Kepala Staf Kepresidenan Republik Indonesia, Jenderal TNI Moeldoko ikut mengomentari polemi gaji para petinggi Badan Pembinaan Ideologi Pancasila (BPIP). Terlepas dari besaran gaji petinggi BPIP, Moeldoko menilai BPIP diperlukan untuk menangkal ancaman radikalisme yang merongrong bangsa ini.

"Jangan termakan opini-opini lain yang diduga ada upaya-upaya tertentu untuk melemahkan lembaga ini agar tidak berfungsi dengan baik," kata Moeldoko, di Bandung, Selasa (29/5).

Moeldoko enggan berkomentar lebih lanjut mengenai polemik besaran gaji pemimpin, pejabat, dan pegawai BPIP yang mencapai puluhan juta hingga ratusan juta rupiah. Ia meminta publik tidak terus resisten terhadap eksistensi BPIP.

"Kalau yang jadi pertimbangannya itu besaran gaji, saya pikir ada standarnya. Itu jangan saya yang menjawab, Menteri Keuangan mungkin mempunyai standar. Saya enggak mau jawab," kata dia.

Justru saya selaku Kepala Staf Kepresidenan, Moeldoko berusaha beberapa kali pertemuan Kepala BPIP Yudi Latif untuk membicarakan bagaimana mengarustamakan Pancasila. Dia menuturkan, BPIP strategis karena dipandang mampu melakukan pengarustamaan ideologi Pancasila kepada masyarakat melalui upaya sosialisasi dan pihaknya pun sempat membicarakan upaya pengarustamaan Pancasila ini dengan baik melalui media.
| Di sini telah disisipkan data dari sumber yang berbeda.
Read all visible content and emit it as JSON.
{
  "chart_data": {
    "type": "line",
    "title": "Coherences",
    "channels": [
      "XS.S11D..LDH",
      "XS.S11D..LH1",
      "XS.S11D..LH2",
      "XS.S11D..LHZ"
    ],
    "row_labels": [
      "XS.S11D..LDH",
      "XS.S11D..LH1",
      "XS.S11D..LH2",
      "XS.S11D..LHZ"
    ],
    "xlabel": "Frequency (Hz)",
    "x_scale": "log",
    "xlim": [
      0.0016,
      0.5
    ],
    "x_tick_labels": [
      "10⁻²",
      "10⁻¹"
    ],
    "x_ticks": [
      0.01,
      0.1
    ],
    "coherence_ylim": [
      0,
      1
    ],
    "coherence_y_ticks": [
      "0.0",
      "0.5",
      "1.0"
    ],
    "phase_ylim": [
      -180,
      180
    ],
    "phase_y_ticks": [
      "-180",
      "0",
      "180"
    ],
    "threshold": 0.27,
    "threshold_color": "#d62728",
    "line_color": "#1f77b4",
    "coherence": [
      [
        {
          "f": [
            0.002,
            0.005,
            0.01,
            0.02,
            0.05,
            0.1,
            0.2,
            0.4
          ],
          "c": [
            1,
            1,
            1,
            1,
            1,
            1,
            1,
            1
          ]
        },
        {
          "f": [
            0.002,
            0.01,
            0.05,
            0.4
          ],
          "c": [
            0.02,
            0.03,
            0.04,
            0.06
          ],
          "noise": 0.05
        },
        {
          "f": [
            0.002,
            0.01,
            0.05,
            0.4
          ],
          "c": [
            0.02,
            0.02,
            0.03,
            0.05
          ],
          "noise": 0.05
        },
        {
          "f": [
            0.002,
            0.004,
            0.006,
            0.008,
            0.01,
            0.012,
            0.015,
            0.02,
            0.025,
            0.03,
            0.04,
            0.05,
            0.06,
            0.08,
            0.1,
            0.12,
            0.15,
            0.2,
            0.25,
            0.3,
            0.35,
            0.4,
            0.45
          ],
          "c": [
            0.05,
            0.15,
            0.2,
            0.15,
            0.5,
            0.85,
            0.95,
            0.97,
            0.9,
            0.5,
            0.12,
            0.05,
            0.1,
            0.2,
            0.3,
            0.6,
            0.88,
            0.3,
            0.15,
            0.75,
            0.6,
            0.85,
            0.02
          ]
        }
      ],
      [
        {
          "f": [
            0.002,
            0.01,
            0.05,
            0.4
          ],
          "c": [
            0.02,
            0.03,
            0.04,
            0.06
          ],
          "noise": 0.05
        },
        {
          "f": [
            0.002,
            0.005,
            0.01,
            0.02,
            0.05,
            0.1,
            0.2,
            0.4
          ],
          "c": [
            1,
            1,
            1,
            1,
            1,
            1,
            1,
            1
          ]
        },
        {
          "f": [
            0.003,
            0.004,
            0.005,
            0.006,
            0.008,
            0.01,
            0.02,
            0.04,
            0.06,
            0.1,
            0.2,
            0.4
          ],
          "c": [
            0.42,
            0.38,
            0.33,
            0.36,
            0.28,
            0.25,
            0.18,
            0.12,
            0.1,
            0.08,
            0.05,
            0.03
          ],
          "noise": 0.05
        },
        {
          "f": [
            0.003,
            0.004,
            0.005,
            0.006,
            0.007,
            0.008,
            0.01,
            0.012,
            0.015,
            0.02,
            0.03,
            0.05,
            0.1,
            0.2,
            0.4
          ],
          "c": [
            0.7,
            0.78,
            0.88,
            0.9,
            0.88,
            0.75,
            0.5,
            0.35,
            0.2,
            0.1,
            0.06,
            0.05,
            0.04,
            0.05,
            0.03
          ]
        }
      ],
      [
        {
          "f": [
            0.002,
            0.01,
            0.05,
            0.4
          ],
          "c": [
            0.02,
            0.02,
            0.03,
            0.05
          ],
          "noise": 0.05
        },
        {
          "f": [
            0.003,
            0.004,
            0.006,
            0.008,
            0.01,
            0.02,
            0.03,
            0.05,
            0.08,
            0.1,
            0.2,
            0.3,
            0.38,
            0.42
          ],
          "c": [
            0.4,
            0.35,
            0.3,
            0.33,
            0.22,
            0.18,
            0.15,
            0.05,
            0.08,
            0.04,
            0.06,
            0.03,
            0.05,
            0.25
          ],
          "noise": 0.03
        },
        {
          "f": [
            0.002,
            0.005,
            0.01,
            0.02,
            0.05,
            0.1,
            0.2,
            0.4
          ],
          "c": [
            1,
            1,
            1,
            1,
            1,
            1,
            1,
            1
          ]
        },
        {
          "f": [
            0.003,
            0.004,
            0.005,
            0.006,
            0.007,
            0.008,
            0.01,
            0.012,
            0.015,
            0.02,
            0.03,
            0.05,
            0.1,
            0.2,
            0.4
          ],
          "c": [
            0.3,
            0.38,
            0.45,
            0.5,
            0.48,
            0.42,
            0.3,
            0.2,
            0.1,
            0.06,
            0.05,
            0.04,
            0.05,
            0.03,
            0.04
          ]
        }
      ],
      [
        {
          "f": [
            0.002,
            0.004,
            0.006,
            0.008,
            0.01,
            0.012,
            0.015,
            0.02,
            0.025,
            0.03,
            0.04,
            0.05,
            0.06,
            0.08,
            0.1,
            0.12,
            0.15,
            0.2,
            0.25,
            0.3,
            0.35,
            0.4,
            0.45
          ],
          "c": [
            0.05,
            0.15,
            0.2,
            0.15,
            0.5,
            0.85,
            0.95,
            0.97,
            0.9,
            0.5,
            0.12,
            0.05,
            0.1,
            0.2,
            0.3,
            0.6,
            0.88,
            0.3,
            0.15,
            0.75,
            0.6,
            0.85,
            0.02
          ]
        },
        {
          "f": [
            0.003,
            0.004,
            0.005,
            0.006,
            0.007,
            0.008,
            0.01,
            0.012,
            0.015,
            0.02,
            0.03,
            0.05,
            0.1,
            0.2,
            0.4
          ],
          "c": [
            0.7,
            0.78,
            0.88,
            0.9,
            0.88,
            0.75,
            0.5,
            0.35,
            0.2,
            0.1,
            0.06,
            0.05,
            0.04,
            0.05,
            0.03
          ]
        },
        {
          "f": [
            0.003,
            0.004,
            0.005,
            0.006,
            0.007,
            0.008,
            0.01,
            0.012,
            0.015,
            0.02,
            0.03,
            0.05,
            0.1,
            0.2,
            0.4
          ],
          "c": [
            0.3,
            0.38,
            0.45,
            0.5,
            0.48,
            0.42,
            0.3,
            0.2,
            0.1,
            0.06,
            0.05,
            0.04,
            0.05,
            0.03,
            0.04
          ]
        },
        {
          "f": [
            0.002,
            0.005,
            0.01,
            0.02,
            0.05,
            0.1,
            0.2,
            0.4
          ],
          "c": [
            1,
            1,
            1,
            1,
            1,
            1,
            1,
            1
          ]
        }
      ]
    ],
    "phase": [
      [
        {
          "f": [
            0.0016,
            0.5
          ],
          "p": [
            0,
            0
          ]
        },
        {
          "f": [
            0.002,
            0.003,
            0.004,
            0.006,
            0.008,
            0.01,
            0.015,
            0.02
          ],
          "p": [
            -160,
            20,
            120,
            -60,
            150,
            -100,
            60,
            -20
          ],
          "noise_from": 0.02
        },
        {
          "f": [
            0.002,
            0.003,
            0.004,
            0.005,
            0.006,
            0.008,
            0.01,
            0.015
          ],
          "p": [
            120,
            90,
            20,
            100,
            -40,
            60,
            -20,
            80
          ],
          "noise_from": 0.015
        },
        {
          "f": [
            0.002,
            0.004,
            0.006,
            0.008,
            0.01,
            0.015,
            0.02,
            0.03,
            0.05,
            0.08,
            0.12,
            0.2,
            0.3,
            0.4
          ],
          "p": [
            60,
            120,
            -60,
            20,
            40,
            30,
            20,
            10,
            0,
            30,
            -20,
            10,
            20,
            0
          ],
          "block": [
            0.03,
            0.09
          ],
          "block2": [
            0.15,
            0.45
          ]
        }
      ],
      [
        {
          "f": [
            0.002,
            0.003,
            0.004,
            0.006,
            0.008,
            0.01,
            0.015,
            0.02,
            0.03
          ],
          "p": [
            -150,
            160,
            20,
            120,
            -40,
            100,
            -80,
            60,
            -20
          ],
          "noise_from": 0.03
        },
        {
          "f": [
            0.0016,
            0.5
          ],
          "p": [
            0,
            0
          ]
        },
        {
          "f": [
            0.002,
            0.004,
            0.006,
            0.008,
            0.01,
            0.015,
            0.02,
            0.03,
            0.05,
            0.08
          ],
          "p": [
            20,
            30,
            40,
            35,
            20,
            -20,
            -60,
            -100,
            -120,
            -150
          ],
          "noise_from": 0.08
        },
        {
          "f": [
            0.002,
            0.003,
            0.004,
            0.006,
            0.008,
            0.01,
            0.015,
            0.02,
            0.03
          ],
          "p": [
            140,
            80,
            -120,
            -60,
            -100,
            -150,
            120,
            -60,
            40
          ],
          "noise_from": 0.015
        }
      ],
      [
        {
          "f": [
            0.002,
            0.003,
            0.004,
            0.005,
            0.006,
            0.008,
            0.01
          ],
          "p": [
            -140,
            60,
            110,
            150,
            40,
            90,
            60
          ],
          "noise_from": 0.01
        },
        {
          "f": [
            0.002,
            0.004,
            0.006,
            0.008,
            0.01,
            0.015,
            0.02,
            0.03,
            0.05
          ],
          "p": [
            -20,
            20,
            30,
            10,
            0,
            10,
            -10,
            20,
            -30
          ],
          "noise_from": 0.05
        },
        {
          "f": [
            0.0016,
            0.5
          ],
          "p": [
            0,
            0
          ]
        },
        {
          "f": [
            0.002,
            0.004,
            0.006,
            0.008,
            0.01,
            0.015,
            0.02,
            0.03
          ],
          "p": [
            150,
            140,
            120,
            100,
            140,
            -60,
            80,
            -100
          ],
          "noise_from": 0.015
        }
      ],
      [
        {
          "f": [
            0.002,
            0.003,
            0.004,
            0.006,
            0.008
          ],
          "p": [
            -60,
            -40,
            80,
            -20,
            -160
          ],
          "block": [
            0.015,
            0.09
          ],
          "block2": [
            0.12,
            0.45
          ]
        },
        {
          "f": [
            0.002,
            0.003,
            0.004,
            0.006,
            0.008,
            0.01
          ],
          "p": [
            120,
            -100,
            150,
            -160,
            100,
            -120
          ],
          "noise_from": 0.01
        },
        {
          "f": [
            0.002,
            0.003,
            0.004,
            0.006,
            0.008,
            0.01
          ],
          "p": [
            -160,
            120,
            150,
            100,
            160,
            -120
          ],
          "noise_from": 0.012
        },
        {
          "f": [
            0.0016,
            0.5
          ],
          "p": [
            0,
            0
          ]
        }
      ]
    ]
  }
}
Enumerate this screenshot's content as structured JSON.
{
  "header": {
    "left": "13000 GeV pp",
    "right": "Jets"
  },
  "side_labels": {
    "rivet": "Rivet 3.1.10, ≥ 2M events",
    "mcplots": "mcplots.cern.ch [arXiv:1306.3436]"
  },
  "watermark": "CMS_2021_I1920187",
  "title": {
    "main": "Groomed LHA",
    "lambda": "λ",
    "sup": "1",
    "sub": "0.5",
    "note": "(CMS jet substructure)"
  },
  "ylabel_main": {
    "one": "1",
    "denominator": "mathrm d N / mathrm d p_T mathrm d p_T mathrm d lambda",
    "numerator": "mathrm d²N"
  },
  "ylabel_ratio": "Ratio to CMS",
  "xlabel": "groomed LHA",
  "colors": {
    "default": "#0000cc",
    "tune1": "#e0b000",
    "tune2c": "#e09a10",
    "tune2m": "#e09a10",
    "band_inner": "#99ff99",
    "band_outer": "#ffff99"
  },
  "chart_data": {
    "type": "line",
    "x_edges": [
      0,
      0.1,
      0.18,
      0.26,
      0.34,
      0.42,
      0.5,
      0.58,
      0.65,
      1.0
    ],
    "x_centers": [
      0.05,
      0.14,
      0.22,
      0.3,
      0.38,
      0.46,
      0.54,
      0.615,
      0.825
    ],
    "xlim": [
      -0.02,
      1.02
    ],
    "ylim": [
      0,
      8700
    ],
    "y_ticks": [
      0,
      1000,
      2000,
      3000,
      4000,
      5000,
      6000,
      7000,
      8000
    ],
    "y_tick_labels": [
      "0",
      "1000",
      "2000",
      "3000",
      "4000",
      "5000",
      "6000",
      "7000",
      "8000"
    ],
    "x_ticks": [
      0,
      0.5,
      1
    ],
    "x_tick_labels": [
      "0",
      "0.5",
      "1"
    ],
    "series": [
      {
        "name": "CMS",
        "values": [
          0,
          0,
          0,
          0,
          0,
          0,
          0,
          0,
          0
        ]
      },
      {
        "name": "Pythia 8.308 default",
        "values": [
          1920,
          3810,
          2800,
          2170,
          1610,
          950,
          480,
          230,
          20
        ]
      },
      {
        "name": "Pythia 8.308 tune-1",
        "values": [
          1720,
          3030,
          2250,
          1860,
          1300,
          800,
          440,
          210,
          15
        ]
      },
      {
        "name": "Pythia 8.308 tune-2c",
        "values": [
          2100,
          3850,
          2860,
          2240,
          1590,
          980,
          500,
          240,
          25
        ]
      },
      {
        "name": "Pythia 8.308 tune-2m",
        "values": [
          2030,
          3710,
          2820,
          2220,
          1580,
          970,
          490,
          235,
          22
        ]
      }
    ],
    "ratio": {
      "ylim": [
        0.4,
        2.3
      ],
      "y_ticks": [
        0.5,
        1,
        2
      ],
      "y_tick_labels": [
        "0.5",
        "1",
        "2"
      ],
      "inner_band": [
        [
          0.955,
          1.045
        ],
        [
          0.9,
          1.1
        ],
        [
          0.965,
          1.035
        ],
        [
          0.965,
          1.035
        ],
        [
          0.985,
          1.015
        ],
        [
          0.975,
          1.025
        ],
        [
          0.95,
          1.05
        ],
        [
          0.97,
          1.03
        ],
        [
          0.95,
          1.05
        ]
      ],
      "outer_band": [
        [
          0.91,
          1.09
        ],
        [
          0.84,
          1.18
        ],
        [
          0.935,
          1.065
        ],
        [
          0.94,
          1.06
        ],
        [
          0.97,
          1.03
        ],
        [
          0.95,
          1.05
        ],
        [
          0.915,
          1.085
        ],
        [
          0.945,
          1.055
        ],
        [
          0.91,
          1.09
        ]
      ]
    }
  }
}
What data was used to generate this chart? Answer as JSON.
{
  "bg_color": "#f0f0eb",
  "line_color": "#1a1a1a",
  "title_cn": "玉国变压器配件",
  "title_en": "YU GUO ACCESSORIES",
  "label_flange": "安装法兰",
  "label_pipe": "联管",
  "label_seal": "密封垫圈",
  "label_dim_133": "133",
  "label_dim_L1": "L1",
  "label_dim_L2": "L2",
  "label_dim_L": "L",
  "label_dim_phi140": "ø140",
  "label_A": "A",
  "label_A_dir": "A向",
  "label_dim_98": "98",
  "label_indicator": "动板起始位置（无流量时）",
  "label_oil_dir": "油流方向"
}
"Jadi BPIP itu kalau masyarakat lagi kering persoalan-persoalan ideologi, ancaman radikalisme semakin tinggi, saya rasa BPIP itu sangat diperlukan," kata Moeldoko.

Dikutip dari Perpres 42/2018 yang diunduh dari laman setneg.go.id, diketahui gaji Ketua Dewan Pengarah BPIP yang dijabat Megawati Soekarnoputri mencapai Rp 112.548.000 per bulan. Jajaran anggota dewan pengarah masing-masing mendapatkan Rp 100.811.000 per bulan.